Mr Hendy in his skeleton argument lists a series of factors which he contends supply, or are capable of supplying, the “more” which the law requires. They are for the most part failures of the Commission to provide information or to respond to letters or requests. Of these we say no more than that the demands were part of a barrage of intemperate correspondence to which no organisation, especially one which is publicly funded, can be expected to divert its resources. But the first of them in Mr Hendy’s list sets the tone of all of them: it is the questionnaire served by Mr Deman pursuant to s.65(1)(a) of the Race Relations Act. The copy in our bundle peters out in the course of the thirty-second question, but it appears from the CRE’s reply that there were over a hundred of them. Mr Hendy has not felt able to draw our attention to a single one which arguably puts its finger on an issue to which the CRE’s reply would have been material.
Mr Deman’s larger contention, however, was that the refusal of more assistance and representation than he was accorded was the product of institutional racism within the Commission in the form of a bias against Indian applicants.
Annexed to the Commission’s defence in these proceedings were tables of the number of cases between 1998 and 2000 in which representation was granted by the Commission, broken down by applicants’ ethnic origin.
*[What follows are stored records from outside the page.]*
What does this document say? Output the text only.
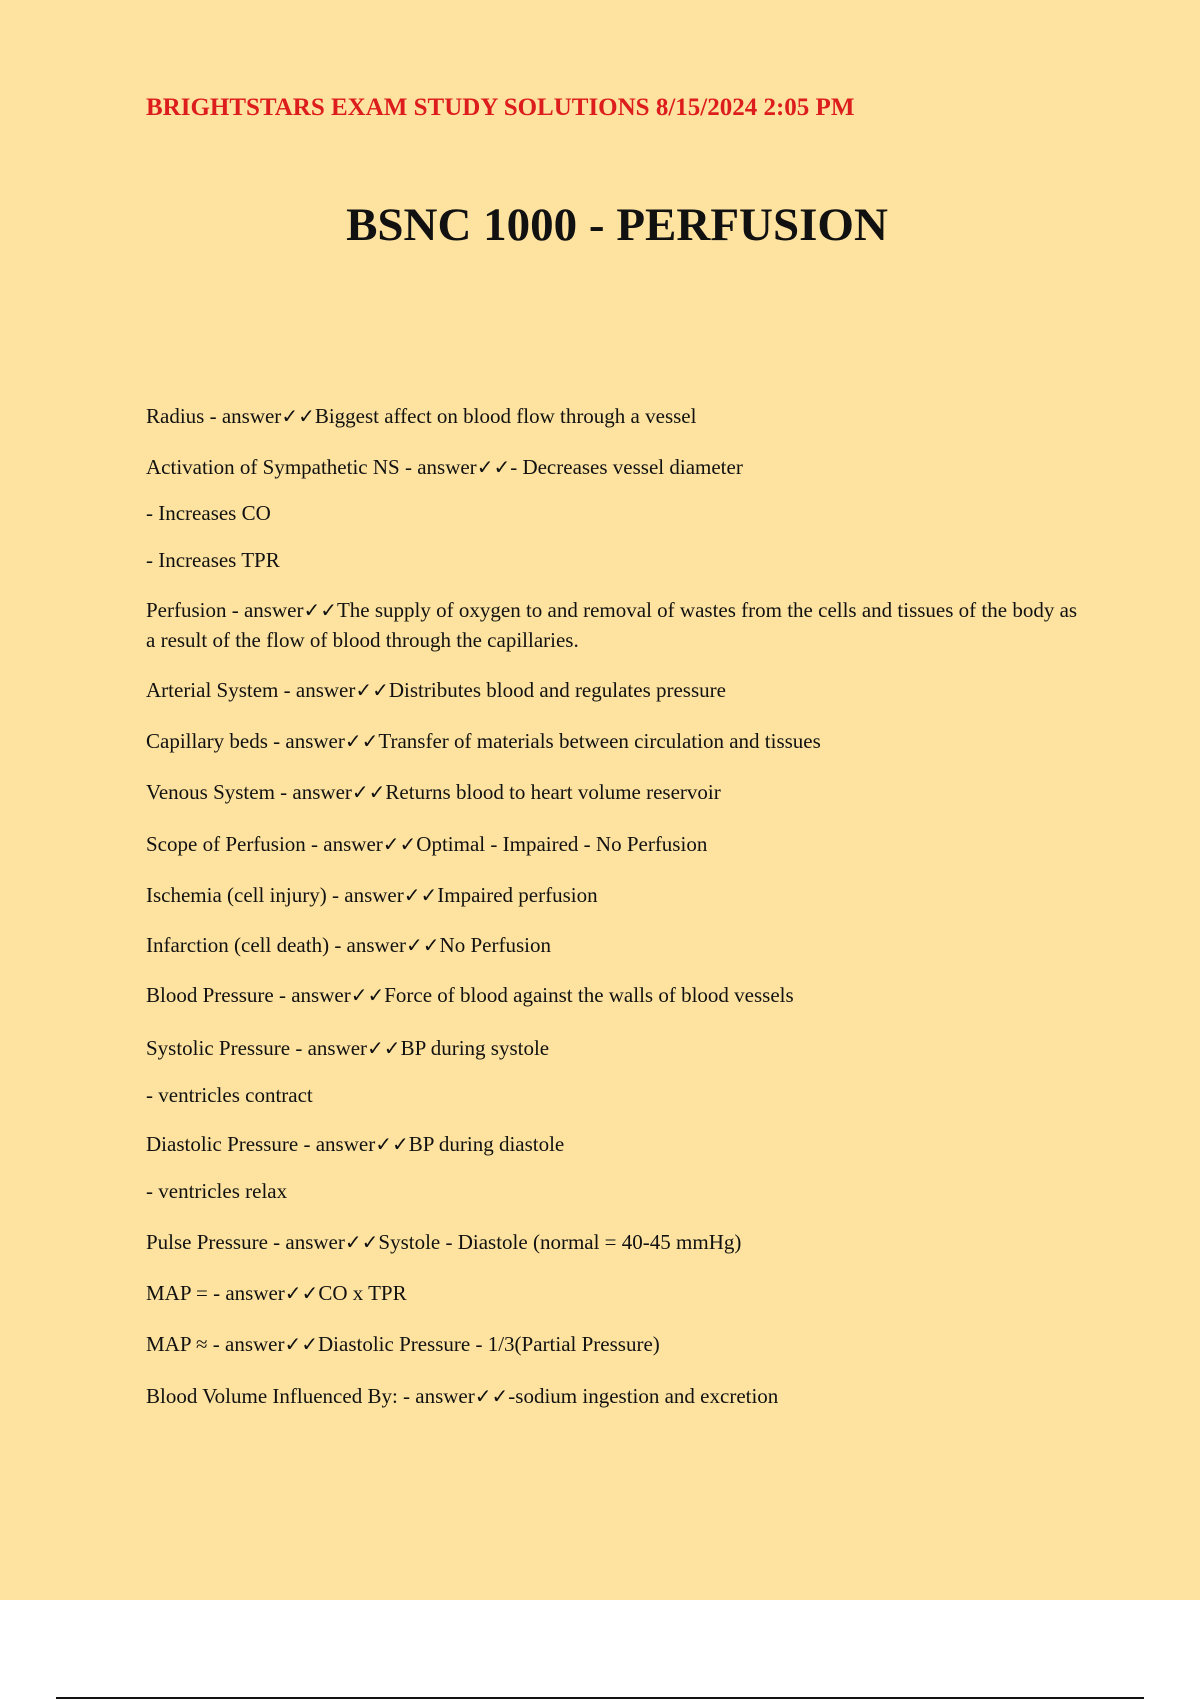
BRIGHTSTARS EXAM STUDY SOLUTIONS 8/15/2024 2:05 PM
BSNC 1000 - PERFUSION
Radius - answer✓✓Biggest affect on blood flow through a vessel
Activation of Sympathetic NS - answer✓✓- Decreases vessel diameter
- Increases CO
- Increases TPR
Perfusion - answer✓✓The supply of oxygen to and removal of wastes from the cells and tissues of the body as a result of the flow of blood through the capillaries.
Arterial System - answer✓✓Distributes blood and regulates pressure
Capillary beds - answer✓✓Transfer of materials between circulation and tissues
Venous System - answer✓✓Returns blood to heart volume reservoir
Scope of Perfusion - answer✓✓Optimal - Impaired - No Perfusion
Ischemia (cell injury) - answer✓✓Impaired perfusion
Infarction (cell death) - answer✓✓No Perfusion
Blood Pressure - answer✓✓Force of blood against the walls of blood vessels
Systolic Pressure - answer✓✓BP during systole
- ventricles contract
Diastolic Pressure - answer✓✓BP during diastole
- ventricles relax
Pulse Pressure - answer✓✓Systole - Diastole (normal = 40-45 mmHg)
MAP = - answer✓✓CO x TPR
MAP ≈ - answer✓✓Diastolic Pressure - 1/3(Partial Pressure)
Blood Volume Influenced By: - answer✓✓-sodium ingestion and excretion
In 1998, for example, 35 Indian applicants, as well as 2 Bangladeshi, 34 Pakistani and 33 white, were granted representation. No attempt appears to have been made at any stage by Mr Deman or on his behalf to ascertain what proportion of all applicants of those ethnicities the number of grants represented. If it had turned out that, in spite of the absence of significant ethnic or national disparity in the absolute number of grants, the rate of refusal for Indian applicants had been markedly higher than the rate of refusal for others, there might have been something calling for inquiry.
But the claim of institutional racism was not pressed even this far. It was throughout based on bare assertion, and Judge Collins was fully entitled to decide that the time had come, after many opportunities to put a coherent case together, to call a halt to it.
This is in our view enough to make it clear that the striking out of this claim involved no error of law; indeed, it might have been an error of law not to do so. Mr Hendy has rightly reminded us of Lord Steyn’s warning in Anyanwu v South Bank Student Union[2001] UKHL 14, [2001] ICR 391, §24, that in the field of race relations the power to strike out a claim should be exercised in only “the most obvious and plainest cases”; but this is in our judgment such a case.
Conclusion
We accordingly dismiss each of these appeals.